Du rêve – ou des rêves – présidant à l’écriture, le roman glisse vers le récit de rêve. Impossible en effet de considérer l’importance du rêve pour Frankenstein sans évoquer le cauchemar de Victor juste après l’éveil de sa Créature (volume I, chapitre IV), qui reste l’une des scènes les plus commentées de l’œuvre. Alors que 2018 marquera le bicentenaire de la publication de Frankenstein, ce colloque vise, dans un premier temps, à retourner aux origines oniriques du roman et à explorer les déclinaisons de la thématique du rêve chez Mary Shelley. Toutes les propositions visant à examiner sous un angle nouveau ces trois rêves seront les bienvenues, ainsi que celles qui porteront sur toute l’œuvre de la romancière, où le rêve joue souvent un rôle prémonitoire (Valperga, Matilda, « The Dream »…).
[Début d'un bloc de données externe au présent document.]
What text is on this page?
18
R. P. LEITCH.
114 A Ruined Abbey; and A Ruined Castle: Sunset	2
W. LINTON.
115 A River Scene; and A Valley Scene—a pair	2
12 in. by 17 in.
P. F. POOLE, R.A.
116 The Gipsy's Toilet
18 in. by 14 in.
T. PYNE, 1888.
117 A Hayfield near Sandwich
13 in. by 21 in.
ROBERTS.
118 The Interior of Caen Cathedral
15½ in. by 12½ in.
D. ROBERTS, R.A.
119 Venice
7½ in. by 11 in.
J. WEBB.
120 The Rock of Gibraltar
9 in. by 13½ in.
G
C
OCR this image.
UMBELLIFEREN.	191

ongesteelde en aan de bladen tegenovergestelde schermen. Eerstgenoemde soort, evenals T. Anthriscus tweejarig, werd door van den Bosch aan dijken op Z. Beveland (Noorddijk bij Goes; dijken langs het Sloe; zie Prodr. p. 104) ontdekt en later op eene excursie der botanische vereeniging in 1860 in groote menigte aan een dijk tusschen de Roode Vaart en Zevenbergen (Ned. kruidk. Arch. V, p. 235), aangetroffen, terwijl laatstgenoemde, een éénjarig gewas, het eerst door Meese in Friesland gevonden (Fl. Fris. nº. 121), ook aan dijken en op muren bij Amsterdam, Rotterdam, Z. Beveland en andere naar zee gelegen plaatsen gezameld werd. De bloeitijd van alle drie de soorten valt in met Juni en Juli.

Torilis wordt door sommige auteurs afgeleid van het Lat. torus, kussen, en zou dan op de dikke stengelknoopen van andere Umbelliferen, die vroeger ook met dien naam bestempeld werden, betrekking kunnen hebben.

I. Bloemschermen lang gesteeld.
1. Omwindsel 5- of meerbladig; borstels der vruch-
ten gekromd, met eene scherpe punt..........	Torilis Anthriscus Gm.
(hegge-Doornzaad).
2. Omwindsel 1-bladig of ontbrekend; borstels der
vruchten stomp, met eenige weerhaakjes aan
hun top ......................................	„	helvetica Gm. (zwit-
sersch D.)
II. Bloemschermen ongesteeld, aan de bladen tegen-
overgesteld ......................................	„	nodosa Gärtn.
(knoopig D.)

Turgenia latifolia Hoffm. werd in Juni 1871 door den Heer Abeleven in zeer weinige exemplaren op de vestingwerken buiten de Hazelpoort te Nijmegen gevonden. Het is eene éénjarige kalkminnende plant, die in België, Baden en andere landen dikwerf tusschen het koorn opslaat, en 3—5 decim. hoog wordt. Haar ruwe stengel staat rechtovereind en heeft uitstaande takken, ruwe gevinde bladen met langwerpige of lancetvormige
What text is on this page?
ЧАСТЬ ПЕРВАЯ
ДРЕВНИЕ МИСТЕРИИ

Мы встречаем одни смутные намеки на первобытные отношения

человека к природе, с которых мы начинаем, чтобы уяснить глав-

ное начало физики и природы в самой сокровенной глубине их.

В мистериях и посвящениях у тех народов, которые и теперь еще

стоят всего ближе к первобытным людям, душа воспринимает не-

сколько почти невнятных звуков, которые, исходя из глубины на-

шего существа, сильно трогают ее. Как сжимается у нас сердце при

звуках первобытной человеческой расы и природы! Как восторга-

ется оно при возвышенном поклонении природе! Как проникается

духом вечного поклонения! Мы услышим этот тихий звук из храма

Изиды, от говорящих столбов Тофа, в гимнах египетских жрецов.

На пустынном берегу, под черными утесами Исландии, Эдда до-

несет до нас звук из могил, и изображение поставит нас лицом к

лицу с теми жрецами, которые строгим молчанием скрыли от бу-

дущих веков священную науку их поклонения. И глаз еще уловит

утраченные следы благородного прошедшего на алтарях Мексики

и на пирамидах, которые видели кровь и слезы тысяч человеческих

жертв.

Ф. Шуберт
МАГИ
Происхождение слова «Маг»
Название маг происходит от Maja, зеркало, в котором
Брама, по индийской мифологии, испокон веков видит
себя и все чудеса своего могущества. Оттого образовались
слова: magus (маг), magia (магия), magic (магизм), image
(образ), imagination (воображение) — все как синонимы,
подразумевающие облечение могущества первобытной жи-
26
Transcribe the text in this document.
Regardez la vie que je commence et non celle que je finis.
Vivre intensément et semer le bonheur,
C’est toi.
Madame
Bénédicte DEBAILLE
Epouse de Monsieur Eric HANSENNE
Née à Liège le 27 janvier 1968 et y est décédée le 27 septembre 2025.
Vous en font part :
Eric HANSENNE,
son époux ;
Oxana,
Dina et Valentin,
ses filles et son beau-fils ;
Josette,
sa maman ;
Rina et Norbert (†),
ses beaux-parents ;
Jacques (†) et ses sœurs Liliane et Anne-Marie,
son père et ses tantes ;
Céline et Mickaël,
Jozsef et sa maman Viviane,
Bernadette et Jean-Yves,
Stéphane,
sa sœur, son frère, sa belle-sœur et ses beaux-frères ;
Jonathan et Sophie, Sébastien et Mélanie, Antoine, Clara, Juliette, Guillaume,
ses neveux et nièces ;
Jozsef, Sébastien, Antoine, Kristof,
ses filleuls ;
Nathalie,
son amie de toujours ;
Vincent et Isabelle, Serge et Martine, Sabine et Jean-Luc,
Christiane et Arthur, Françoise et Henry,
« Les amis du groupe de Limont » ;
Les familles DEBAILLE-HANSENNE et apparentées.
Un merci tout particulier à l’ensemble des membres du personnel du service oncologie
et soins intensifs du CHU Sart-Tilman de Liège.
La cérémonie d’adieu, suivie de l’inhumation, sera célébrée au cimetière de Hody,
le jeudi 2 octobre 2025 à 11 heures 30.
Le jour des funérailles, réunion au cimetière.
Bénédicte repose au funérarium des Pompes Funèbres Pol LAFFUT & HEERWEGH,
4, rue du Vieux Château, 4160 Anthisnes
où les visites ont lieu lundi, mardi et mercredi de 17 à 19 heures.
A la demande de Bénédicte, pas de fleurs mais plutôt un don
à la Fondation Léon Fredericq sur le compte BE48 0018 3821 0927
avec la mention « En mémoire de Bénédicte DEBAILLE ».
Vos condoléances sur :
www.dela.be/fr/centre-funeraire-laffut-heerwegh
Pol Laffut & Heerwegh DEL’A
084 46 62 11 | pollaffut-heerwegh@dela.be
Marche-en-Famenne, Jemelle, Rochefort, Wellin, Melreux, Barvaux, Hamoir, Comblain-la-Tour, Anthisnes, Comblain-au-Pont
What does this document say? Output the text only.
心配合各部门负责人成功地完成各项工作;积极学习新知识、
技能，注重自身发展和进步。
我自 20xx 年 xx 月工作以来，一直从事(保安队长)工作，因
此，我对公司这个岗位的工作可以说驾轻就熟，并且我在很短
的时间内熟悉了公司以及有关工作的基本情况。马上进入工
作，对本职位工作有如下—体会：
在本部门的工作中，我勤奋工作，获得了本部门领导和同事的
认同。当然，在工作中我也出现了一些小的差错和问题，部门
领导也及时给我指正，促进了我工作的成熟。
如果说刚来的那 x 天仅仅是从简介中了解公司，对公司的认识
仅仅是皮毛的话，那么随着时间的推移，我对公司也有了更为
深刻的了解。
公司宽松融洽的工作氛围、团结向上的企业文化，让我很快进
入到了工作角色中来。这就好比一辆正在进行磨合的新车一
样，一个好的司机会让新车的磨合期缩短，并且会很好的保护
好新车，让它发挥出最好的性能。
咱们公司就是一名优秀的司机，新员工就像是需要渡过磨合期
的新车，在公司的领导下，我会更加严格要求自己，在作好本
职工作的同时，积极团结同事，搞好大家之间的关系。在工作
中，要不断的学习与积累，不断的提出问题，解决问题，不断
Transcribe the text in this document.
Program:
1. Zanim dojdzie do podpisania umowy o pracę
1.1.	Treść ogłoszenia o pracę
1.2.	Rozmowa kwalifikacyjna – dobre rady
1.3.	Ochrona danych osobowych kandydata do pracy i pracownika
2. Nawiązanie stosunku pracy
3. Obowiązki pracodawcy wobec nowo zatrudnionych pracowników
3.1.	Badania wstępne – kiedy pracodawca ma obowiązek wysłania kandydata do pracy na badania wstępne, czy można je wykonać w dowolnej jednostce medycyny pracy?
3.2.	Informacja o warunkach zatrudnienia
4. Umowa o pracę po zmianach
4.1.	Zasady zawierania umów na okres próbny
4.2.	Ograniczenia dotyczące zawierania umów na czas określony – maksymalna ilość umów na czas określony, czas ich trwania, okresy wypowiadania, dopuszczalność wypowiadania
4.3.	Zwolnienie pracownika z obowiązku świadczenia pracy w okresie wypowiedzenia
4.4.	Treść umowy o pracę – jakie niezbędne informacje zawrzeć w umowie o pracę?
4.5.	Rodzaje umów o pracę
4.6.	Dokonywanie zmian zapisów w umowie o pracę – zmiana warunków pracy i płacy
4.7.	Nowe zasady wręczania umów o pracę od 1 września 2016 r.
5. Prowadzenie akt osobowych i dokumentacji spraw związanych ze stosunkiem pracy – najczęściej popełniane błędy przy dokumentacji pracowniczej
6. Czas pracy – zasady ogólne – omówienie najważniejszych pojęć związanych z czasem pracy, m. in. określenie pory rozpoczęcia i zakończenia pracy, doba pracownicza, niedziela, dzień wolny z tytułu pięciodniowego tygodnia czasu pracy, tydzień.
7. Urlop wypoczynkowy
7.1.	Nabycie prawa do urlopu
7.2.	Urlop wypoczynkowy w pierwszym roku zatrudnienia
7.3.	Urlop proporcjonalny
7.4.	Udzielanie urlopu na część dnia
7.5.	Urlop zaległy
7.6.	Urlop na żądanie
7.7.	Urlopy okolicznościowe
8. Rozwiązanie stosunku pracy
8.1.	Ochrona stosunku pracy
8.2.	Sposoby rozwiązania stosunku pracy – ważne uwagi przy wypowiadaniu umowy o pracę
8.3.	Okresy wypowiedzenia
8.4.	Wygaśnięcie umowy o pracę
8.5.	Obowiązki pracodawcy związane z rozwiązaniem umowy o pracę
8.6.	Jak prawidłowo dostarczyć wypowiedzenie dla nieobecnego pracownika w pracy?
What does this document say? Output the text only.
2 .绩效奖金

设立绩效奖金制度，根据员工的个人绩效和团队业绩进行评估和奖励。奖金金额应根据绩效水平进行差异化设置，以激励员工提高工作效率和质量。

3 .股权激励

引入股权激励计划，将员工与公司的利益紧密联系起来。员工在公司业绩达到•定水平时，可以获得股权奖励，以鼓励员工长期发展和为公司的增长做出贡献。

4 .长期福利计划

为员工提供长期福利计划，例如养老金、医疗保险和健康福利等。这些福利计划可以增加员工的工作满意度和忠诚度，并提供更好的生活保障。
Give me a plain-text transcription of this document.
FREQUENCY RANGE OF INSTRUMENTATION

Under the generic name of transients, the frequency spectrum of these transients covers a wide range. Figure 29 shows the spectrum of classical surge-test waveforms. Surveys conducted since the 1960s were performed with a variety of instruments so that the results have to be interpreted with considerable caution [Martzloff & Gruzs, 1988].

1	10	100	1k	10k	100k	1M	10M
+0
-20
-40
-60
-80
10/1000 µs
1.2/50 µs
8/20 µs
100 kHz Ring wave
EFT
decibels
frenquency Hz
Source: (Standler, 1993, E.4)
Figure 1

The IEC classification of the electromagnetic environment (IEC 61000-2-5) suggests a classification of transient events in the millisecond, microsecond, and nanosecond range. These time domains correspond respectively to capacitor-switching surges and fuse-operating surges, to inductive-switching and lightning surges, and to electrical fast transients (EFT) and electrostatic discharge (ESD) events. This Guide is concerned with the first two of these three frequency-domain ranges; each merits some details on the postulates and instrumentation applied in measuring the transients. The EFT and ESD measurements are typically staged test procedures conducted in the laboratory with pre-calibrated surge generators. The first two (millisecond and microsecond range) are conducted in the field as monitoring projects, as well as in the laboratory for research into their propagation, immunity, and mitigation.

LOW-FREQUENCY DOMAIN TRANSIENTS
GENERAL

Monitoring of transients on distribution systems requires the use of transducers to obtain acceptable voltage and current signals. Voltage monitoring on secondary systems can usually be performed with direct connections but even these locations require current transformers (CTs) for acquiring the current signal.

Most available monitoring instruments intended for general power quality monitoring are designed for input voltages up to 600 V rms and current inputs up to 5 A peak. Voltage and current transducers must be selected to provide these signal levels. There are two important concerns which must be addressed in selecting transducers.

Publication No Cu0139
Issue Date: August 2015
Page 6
On pourra élargir le propos à la rêverie que Mary Shelley aborde également dans sa préface lorsqu’elle distingue les rêves éveillés de sa jeunesse, « all [her] own », et ses écrits, destinés à être lus par d’autres.
Roman rêvé, roman du rêve, Frankenstein offre un point de départ privilégié pour l’exploration du rêve dans la créativité et la création au féminin. Dans un deuxième temps, nous souhaiterions étudier les rapports entre rêve et écriture chez les romancières britanniques, particulièrement la contradiction fondamentale selon laquelle une expérience vécue comme subie et venant d’ailleurs (« My imagination, unbidden, possessed and guided me », écrit par exemple Mary Shelley) devient le point de départ de l’écriture, alors que la rêveuse passive se transforme en sujet créateur. C’est ici le rapport à une altérité ontologique qui se joue, cette prise en compte de l’autre en soi dont on se demandera si elle a quelque chose de spécifiquement féminin. On s’intéressera aussi bien aux rêves authentiques évoqués dans les écrits personnels qu’aux rêves diégétiques, dont le statut véritablement onirique reste d’ailleurs à préciser. Entre signe de maîtrise narrative et libre expression d’un contenu en partie inconscient, le récit de rêve conduit à questionner l’ensemble de la structure romanesque dans laquelle il est inséré : participe-t-il d’un accès au sens du récit ou bien relève-t-il in fine d’une hétérogénéité radicale ?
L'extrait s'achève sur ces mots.